Teheran, 1 settembre 2025 – La giornalista italiana Cecilia Sala ha recentemente raccontato in un’intervista al Corriere della Sera i terribili momenti vissuti durante la sua detenzione nella prigione di Evin, a Teheran, uno dei luoghi più simbolici della repressione politica in Iran. Arrestata il 19 dicembre 2024 mentre lavorava a nuove puntate del suo podcast Stories, la Sala ha descritto dettagliatamente le condizioni estreme e le minacce subite durante quei giorni di prigionia.
Le drammatiche condizioni di detenzione a Evin
La prigione di Evin è da decenni il carcere dove vengono rinchiusi oppositori politici, giornalisti e attivisti per i diritti umani. Cecilia Sala ha ricordato in modo vivido il dolore e la disperazione che aleggiavano tra le mura di quel carcere: “Quando erano aperte le feritoie delle celle, sentivo la mia compagna di prigionia prendere la rincorsa per lanciarsi con la testa contro la porta blindata, sperando di morire”. Queste parole testimoniano la disperazione di donne e uomini costretti a vivere in condizioni disumane, spesso isolate e sottoposte a torture psicologiche.
Un momento particolarmente inquietante, ha detto Sala, è stato quando l’hanno portata bendata davanti a una gru usata per le impiccagioni: “Mi hanno tolto la benda per farmi vedere quella macchina, dicendomi che è così che trattano le spie”. La minaccia della morte era quindi costantemente presente, un’arma di pressione psicologica nelle mani delle autorità iraniane.
Il contesto politico e diplomatico dell’arresto
L’arresto di Cecilia Sala è avvenuto in un momento di forte tensione internazionale: pochi giorni prima, un ingegnere iraniano era stato fermato a Milano su richiesta degli Stati Uniti con l’accusa di fornire tecnologia militare ai pasdaran iraniani. Le autorità iraniane hanno collegato i due casi, sostenendo che la giornalista avesse violato le leggi della Repubblica Islamica.

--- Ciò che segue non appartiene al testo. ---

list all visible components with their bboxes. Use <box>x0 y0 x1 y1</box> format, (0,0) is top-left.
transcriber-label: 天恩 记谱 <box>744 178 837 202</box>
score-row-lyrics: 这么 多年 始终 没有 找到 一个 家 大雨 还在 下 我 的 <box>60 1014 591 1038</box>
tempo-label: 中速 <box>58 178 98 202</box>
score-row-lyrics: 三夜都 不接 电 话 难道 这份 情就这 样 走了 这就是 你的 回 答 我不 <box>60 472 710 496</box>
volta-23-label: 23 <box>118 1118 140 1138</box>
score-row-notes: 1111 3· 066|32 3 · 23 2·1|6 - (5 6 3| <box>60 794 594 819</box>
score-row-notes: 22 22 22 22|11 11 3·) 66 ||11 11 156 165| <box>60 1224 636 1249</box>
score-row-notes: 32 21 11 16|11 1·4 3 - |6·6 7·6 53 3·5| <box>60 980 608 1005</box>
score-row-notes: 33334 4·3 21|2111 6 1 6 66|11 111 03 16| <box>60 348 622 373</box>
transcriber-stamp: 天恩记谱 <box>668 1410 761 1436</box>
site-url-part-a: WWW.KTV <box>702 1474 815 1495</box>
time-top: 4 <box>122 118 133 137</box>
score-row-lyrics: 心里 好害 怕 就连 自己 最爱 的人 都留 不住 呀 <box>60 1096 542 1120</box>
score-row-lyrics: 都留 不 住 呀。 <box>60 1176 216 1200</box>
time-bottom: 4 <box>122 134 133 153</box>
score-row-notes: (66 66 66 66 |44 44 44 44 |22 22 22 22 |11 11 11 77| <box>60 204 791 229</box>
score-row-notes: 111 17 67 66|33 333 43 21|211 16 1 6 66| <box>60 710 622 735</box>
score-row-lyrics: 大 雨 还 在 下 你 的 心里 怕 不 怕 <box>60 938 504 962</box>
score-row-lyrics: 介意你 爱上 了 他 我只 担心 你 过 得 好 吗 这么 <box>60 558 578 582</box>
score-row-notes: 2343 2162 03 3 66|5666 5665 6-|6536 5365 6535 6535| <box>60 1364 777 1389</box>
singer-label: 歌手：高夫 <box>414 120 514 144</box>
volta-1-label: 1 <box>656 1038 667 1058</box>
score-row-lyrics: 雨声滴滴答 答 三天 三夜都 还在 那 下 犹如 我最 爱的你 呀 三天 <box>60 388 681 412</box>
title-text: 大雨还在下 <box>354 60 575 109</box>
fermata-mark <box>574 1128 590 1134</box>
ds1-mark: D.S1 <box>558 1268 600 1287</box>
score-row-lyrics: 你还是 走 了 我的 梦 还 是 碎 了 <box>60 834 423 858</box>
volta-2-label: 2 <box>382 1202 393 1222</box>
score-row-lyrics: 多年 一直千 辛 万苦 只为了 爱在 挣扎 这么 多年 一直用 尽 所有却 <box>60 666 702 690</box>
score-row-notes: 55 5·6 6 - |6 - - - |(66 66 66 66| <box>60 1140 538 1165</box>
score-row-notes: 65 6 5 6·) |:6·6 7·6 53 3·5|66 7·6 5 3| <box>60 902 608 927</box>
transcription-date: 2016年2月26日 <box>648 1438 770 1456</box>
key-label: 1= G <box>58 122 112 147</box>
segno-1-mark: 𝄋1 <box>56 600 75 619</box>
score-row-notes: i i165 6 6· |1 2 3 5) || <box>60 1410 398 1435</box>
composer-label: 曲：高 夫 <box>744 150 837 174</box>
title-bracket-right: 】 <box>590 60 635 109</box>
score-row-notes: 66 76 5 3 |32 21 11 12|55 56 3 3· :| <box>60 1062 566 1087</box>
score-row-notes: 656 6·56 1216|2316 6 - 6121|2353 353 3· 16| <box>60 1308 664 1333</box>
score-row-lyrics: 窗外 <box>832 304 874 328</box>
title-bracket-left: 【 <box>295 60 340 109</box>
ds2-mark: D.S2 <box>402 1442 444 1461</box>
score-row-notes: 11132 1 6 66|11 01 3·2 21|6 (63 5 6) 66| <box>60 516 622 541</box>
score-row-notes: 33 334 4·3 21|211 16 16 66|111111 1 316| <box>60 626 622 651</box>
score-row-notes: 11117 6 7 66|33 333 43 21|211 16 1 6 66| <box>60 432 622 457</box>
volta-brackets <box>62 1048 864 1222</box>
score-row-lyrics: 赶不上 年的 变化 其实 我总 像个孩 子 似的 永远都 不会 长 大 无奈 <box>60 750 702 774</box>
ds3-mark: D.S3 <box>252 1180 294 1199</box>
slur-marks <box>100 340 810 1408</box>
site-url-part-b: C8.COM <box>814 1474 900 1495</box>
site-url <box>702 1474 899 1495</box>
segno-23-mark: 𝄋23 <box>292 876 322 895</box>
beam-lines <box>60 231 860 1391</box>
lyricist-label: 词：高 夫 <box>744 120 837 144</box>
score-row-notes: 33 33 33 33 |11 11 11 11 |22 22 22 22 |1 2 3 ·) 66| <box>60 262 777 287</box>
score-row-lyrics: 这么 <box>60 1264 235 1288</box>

La detenzione di Sala ha suscitato immediatamente una reazione diplomatica da parte dell’Italia, dell’Unione Europea e degli Stati Uniti, che hanno sollecitato la sua liberazione e garantito il rispetto delle condizioni umanitarie. Dopo complesse trattative diplomatiche, la giornalista è stata rilasciata l’8 gennaio 2025 e ha fatto ritorno in Italia.
Evin, simbolo di repressione e violazioni dei diritti umani
La prigione di Evin è tristemente nota per le condizioni dure imposte ai detenuti, che includono torture, isolamento e limitato accesso a difensori legali. Negli ultimi anni, la struttura è stata teatro di proteste interne e di una crescente attenzione internazionale sulle violazioni dei diritti umani commesse al suo interno. Nel 2025 l’Unione Europea ha imposto sanzioni a dirigenti della prigione, tra cui il direttore Hedayatollah Farzadi, per gravi abusi.
A giugno 2025, la situazione si è ulteriormente aggravata a seguito di un bombardamento israeliano che ha colpito la prigione durante l’orario delle visite, causando decine di morti e feriti, evento definito da Amnesty International come crimine di guerra.
La vicenda di Cecilia Sala offre così uno sguardo diretto e drammatico sulla realtà della prigione di Evin, un luogo dove la libertà di stampa e i diritti umani vengono quotidianamente messi a dura prova.